A formal Identity Management strategy allows us to work together on common challenges and opportunities, rather than approach them in isolation. Over the life of the strategy, planning and evaluation of activities provide important information and reflection of what is achieved. By evaluating opportunities will provide a line of sight into the progress of the strategy towards its goal and where there are issues requiring new approaches. In other words, the strategy has to be actionable and we have to hold ourselves accountable.
An IAM strategy should inspire and challenge the organization to drive transformation beyond the confines and limitations of business as usual approaches.
An Identity Management Strategy needs to cover these 4 areas to be successful:
1. Assess Processes, Policies, and IT Architecture
Developing an Identity Management strategy begins by understanding where you are. Conduct a formal analysis of HR Systems, user lifecycle processes (join, move, leave), your Active Directory/Azure environments, provisioning processes, and internal competencies. At the end of this phase, you will know your strengths and your struggles.
2. Identify Opportunities
A key part of the assessment is not only reviewing processes and systems but also talking to internal and external stakeholders to discover new opportunities to leverage IAM. Identify metrics to provide an evidenced-based narrative on the contribution an opportunity makes to the business and technology aspects of the organization.
3. Gain Stakeholder Buy-In
The first two steps in an Identity Management strategy are about understanding where you are and identifying where you would like to be. Conducting interviews across the organization drives awareness, makes the business a part of the process, and makes it much more likely that we will build what people need. Everything we build should be in response to the business pulling. To be truly innovative in harnessing the benefits of IAM, the business should have the ability to consider a portfolio-wide, strategic approach to advancing technologies and driving the direction of its investment, rather than simply monitoring the implementation and progress of initiatives.
4. Vision and a Plan
Create a roadmap for getting from where we are today to our desired end state. Supermarket analogy: packaged, categorized items, each with a cost of production and a price. These measurable outcomes developed in partnership with the business The Strategy will guide investments in digital transformation and help align the organizations spend on IAM to improve outcomes for stakeholders and businesses.

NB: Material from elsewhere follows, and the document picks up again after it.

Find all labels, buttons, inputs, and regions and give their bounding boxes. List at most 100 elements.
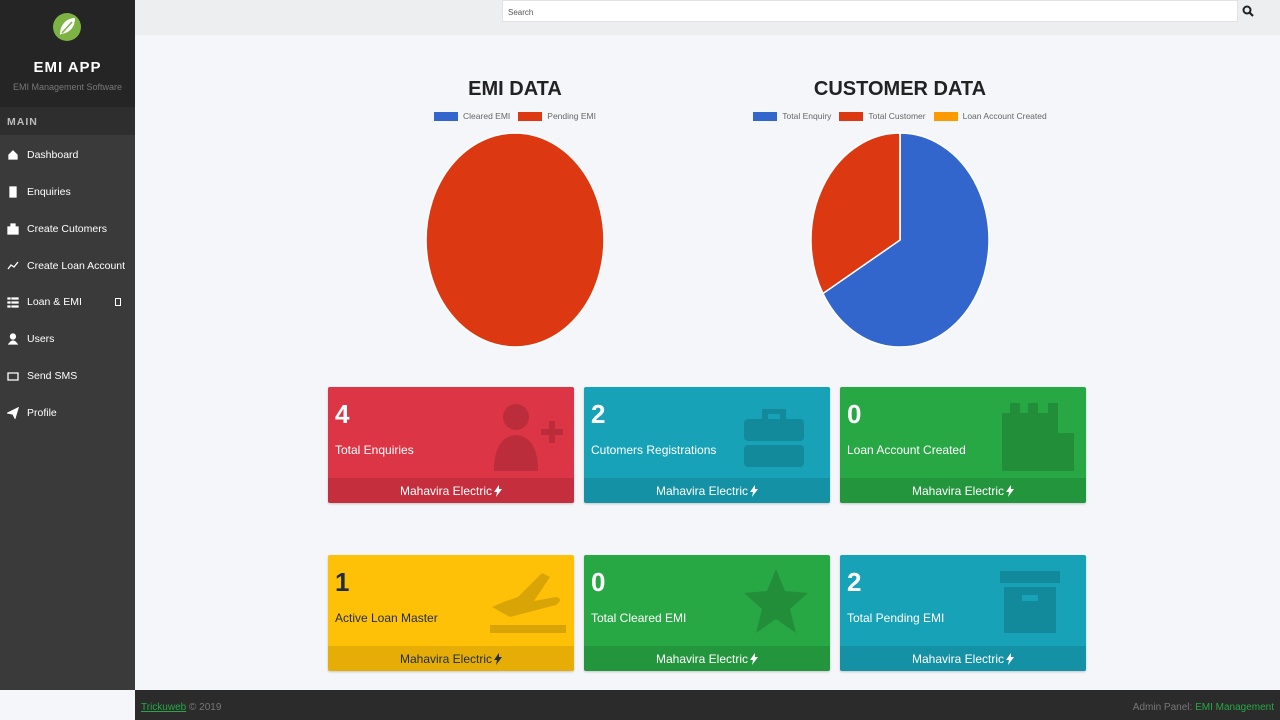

IAM solutions can get unnecessarily complicated in a hurry. The ultimate goal is to deliver superb solution quality and excellent value to the organization, which Idenhaus believes can exist together. For many organizations, this has been a formidable goal, and IAM programs have been notoriously dominated by poor quality implementations from global solution providers.
In order to be successful, organizations have to be committed to a disciplined implementation methodology. A meticulous and persistent approach in pursuing simple designs that perform significantly better than overly customized bloatware. Leaders should remain undeterred in their vision to develop a solid, streamlined IAM foundation and insist on lean designs. If there’s one mindset that will really get in the way, it’s having a project mindset. If we want to go beyond just coping with the identity data mess then we have to get comfortable with the idea that Identity Management is not a project; it’s an ongoing strategic program.